Sulit terkikis karena ia tertancap kuat dalam benak, tertanam kokoh dalam hatinya, seperti pahatan di atas batu. Manakala anak ditanami kejujuran saat dia masih hijau, diberitahu bahwa kejujuran itu baik, diberi contoh dan didorong kepadanya dengan baik dan intensif, maka kejujuran akan melekat erat sebagai kebaikan sehingga dia akan memegangnya sampai dewasa sebagai keluhuran.

وَيَنْشَأُ ناَشِيءُالفِتْيَانِ مِنَّا عَلىَ ماَ كاَنَ عَوَّدَهُ أَبُوهُ

Anak muda di kalangan kami tumbuh di atas sesuatu yang dibiasakan oleh bapaknya.


Membentengi dari faktor luar
Anak tidak selalu hidup bersama Anda dan Anda pun tidak mungkin memperlakukannya demikian, karena dia mempunyai habitatnya, lingkungan rumah dan lingkungan sekolah, teman-teman bermain dan teman-teman belajar, di antara mereka ada teman-teman yang baik dan jujur, di antara mereka ada yang buruk dan curang, dan tabiat pertemanan adalah saling mempengaruhi, pengaruh ini bisa dari salah satu pihak atau dari keduanya secara seimbang atau timpang. Anak belajar jujur di tangan orang tuanya, di saat yang sama, dia belajar dusta dari sohib-sohibnya yang jumlahnya lebih banyak dengan interaksi lebih kuat, lalu kira-kira siapa yang mendominasi?

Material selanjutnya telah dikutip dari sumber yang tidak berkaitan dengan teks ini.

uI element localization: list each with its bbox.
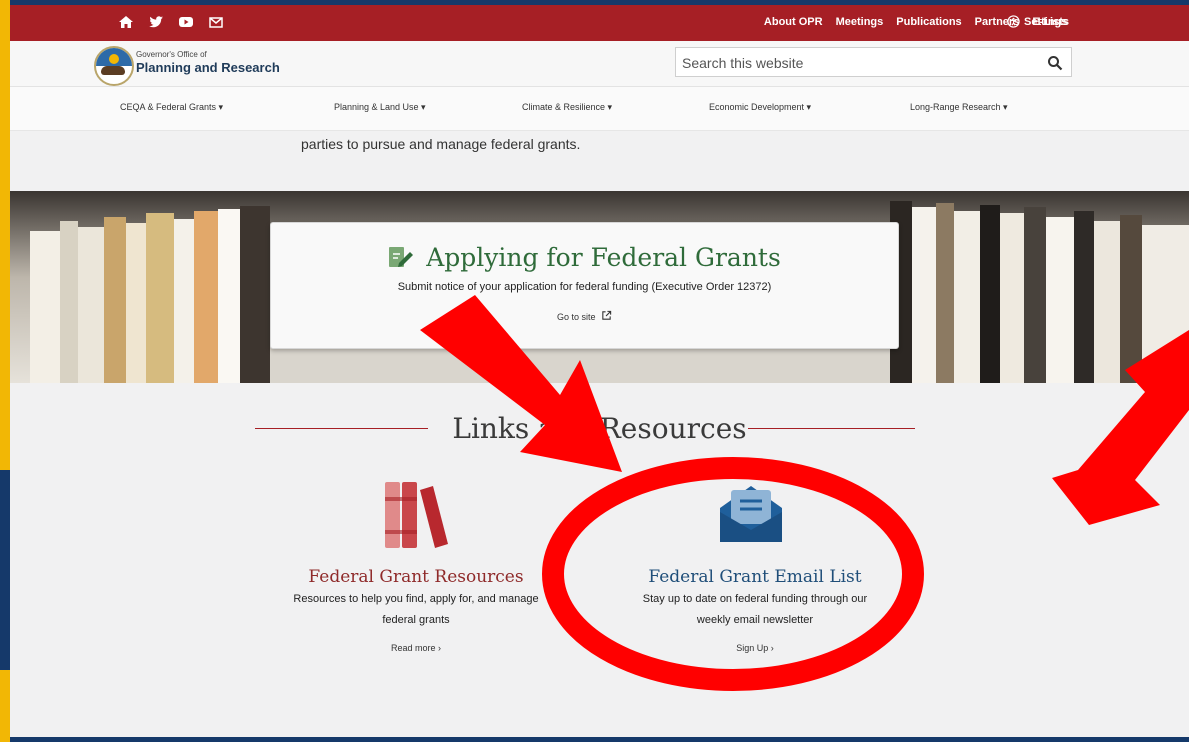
federal-grant-email-list-desc-line2: weekly email newsletter [696,614,814,626]
accessibility-icon [1007,15,1020,28]
federal-grant-email-list-desc-line1: Stay up to date on federal funding throu… [642,593,868,605]
state-seal-logo[interactable] [94,46,134,86]
brand-title[interactable]: Planning and Research [136,60,280,75]
browser-viewport: About OPR Meetings Publications Partners… [10,5,1189,737]
external-link-icon [602,310,612,320]
envelope-icon [720,486,782,542]
youtube-icon[interactable] [178,14,194,30]
federal-grant-resources-desc: Resources to help you find, apply for, a… [260,589,572,631]
settings-button[interactable]: Settings [1007,15,1067,28]
go-to-site-label: Go to site [556,312,596,322]
twitter-icon[interactable] [148,14,164,30]
nav-long-range-research[interactable]: Long-Range Research ▾ [910,102,1008,113]
federal-grant-email-list-title[interactable]: Federal Grant Email List [590,567,920,587]
document-edit-icon [389,247,414,267]
federal-grant-email-list-desc: Stay up to date on federal funding throu… [590,589,920,631]
search-input[interactable]: Search this website [675,47,1072,77]
search-placeholder: Search this website [682,55,804,71]
header: Governor's Office of Planning and Resear… [10,41,1189,87]
nav-ceqa-federal-grants[interactable]: CEQA & Federal Grants ▾ [120,102,223,113]
utility-bar: About OPR Meetings Publications Partners… [10,5,1189,41]
read-more-link[interactable]: Read more › [260,643,572,653]
social-links [118,14,224,30]
home-icon[interactable] [118,14,134,30]
federal-grant-resources-desc-line2: federal grants [382,614,450,626]
link-publications[interactable]: Publications [896,16,961,28]
navy-border-decoration [0,470,10,670]
applying-federal-grants-card[interactable]: Applying for Federal Grants Submit notic… [270,222,899,349]
card-description: Submit notice of your application for fe… [397,281,772,293]
link-meetings[interactable]: Meetings [836,16,884,28]
nav-climate-resilience[interactable]: Climate & Resilience ▾ [522,102,612,113]
links-resources-heading: Links and Resources [452,412,747,445]
intro-text: parties to pursue and manage federal gra… [301,136,581,152]
brand-subtitle: Governor's Office of [136,50,207,59]
search-icon[interactable] [1047,55,1063,71]
gold-border-decoration [0,0,10,742]
nav-economic-development[interactable]: Economic Development ▾ [709,102,811,113]
card-title-text: Applying for Federal Grants [426,243,781,272]
nav-planning-land-use[interactable]: Planning & Land Use ▾ [334,102,426,113]
federal-grant-resources-title[interactable]: Federal Grant Resources [260,567,572,587]
main-nav: CEQA & Federal Grants ▾ Planning & Land … [10,87,1189,131]
email-icon[interactable] [208,14,224,30]
settings-label: Settings [1024,15,1068,28]
card-title[interactable]: Applying for Federal Grants [271,243,898,272]
federal-grant-resources-desc-line1: Resources to help you find, apply for, a… [293,593,539,605]
go-to-site-link[interactable]: Go to site [271,310,898,322]
sign-up-link[interactable]: Sign Up › [590,643,920,653]
books-icon [385,482,448,548]
link-about-opr[interactable]: About OPR [764,16,823,28]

Agar usaha Anda dalam menanam kejujuran pada anak tidak menemui tembok penghalang, maka letakkan anak di lingkungan yang mendukung dan menunjang, selektif dalam memilihkan teman bermain dan lingkungan sekolah sehingga upaya Anda selaras dengan lingkungannya, dengan begitu Anda bisa berharap hasil yang baik. Sebaliknya akan percuma bila anak ‘diterlantarkan’ bersama lingkungan yang bertabrakan dengan apa yang Anda upayakan. Kira-kira kapan bangunan Anda akan selesai bila Anda membangun sementara orang lain merobohkan? Satu orang peroboh saja sudah cukup, lalu bagaimana bila sepuluh, seratus dan seribu?

Mengembalikan kepada Allah
Setelah semua usaha ini, jangan lupa untuk memulangkan urusan kepada Allah, karena Dialah penentunya, dukung usaha Anda dengan doa kepadaNya agar memudahkan usaha Anda dan memberikan taufik kepada diri dan anak-anak. Bila Allah melimpahkan taufikNya kepada usaha seseorang maka kebaikan merupakan hasil yang membahagiakan. Wallahu a'lam.